Electrical Draw/problem?

Coach T

New member
Over the past few weeks I installed a VHF radio and a Stereo. I wired each to separate circuits on the fuse panel. All work well, but the next day my house battery was dead. (Did not leave radio or stereo on) I charged the battery and disconnected the Stereo 24 hours later dead battery. Disconnected VHF and no problem with battery draining. My question is why would my (New) Cobra Vhf draw the battery down overnight (turned off). I checked connections to make sure they were tight. I also changed circuit locations (i guess that is what they are called) to make sure it wasn't a bad circuit. I also have a fuse trip button just above my house battery. If i trip this, I don't have a problem so I have ruled out the battery. (Battery is 2 years old). Any help or advice would be appreciated.

Thanks
Coach T
 
Well, after you check to see if the VHF is causing a parasitic draw, and I assume it is since your battery is going flat, here's a couple of suggestions. BTW, if I read it right, a parasitic draw is just an unknown draw, and indeed that's what you have.

First disconnect the VHF power plug and see if that gets rid of the draw. If it does, you've found the problem, right? If not the wiring to the VHF is the problem. And you get to start disconnecting all the wiring you put in until you find the problem. Good luck.

Now if the radio is the problem, and it's new, exchange it for a new one. Some considerations are: does it have a GPS? They draw power continuously in some devices, so you have to find out how to shut it off. Next, if the radio is operating normally and somehow stays on, all it's doing is waiting for an incoming signal in stand-by and that doesn't take much power and shouldn't run the battery down. So send it back under warranty.

And finally if all else fails have the battery checked. Just bought a new Bosch battery for the Toyota and after 3 mos, it died. So it happens.

Boris
 
Some electronics have two + wires--one for the power to the main unit (red) and to the memory (orange). Usually these would not be over 100 milliamps (clock, memory, GPS etc). Even with 100 or 200 milliamps, the battery would not be discharged in 24 hours, from that.

I suspect that your battery had been abused in the past (and it has been now--since it was "flat"--not like child abuse, but often un realized abuse.

The battery will be damaged in small ways each time it is deeply discharged. The usual boat batteries have xX cycles at 50% discharge or 12.2 volts. I prefer to never discharge a battery to less than 12.2 volts--and thus get much longer life out of the battery.

In your case, now at least once the battery has been badly discharged…

I would have the battery load tested--and also do the tests that were suggested above.

I always put in a separate switch for the VHF radios and Stereo, which completely cut off the power to that unit, when I am not using it. That way there is no question. The way we use our boats, it is no big thing to reset a clock, or re-aquire a GPS position.
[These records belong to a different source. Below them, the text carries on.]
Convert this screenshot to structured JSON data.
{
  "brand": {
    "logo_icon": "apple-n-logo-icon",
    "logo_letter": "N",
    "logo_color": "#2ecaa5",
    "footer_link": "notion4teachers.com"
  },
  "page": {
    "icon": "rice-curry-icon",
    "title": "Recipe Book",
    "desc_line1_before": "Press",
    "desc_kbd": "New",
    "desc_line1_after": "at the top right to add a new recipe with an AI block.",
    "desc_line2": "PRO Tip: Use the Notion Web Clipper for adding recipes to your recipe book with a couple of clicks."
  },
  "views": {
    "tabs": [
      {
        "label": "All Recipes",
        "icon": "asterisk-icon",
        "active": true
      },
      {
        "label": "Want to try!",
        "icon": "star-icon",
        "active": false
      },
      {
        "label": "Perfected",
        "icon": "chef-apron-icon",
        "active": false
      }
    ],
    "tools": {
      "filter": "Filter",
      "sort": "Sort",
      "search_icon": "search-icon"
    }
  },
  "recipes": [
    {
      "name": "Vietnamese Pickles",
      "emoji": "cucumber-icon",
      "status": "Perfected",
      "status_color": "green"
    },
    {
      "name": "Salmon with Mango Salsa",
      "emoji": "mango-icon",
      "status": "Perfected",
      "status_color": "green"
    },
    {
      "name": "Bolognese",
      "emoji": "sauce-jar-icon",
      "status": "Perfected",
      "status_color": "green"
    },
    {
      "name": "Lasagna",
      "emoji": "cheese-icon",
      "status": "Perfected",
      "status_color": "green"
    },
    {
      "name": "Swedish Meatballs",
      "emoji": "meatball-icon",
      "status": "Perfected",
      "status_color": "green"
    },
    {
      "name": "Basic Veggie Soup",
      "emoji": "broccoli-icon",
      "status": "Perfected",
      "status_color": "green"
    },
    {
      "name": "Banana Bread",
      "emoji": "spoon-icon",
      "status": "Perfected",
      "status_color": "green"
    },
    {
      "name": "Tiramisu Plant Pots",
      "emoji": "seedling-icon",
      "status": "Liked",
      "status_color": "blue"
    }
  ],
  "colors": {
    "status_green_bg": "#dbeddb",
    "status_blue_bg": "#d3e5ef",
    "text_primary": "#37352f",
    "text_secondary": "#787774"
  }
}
I'll throw in the usual plea for a battery monitoring system, such as the Victron BMV 700 or 702 (two battery voltage) or the Link systems.
 
I installed a battery monitor in Our Journey, the last sailboat we had, and it was useful. However, that one was lass than $100 and the new ones are $165 (1 battery) and $250 (2 batteries, which is more than I want to pay.

So, instead I installed a Radio Shack voltmeter and a 2 pole switch for under $25. I wired the connections back at the batteries, so there's no voltage drop under a load. Now I can tell:
1. If the batteries are being charged, since the voltage rises to 13.6 Vdc (and on the Honda, to 15 Vdc at end of charge)
2. Approximate state of charge (as Bob said above, 12.2 VDC is a great minimum)
3. Voltage under load, which checks the battery condition
4. Voltage drop between the battery and distribution panel, since a few accessories have voltage readout.
5. The difference in rest voltage between the batteries. The golf cart batteries have a lower rest voltage than the starting battery, for example.

Just a handy, cheap, easy to install device. And a C-Dory cabin is a warm, dry place for a voltmeter, so one doesn't need a waterproofed one.

Boris
 
As usual thank you all for the great advice. I will be fully diagnosing the problem this weekend and hope to have a fix soon.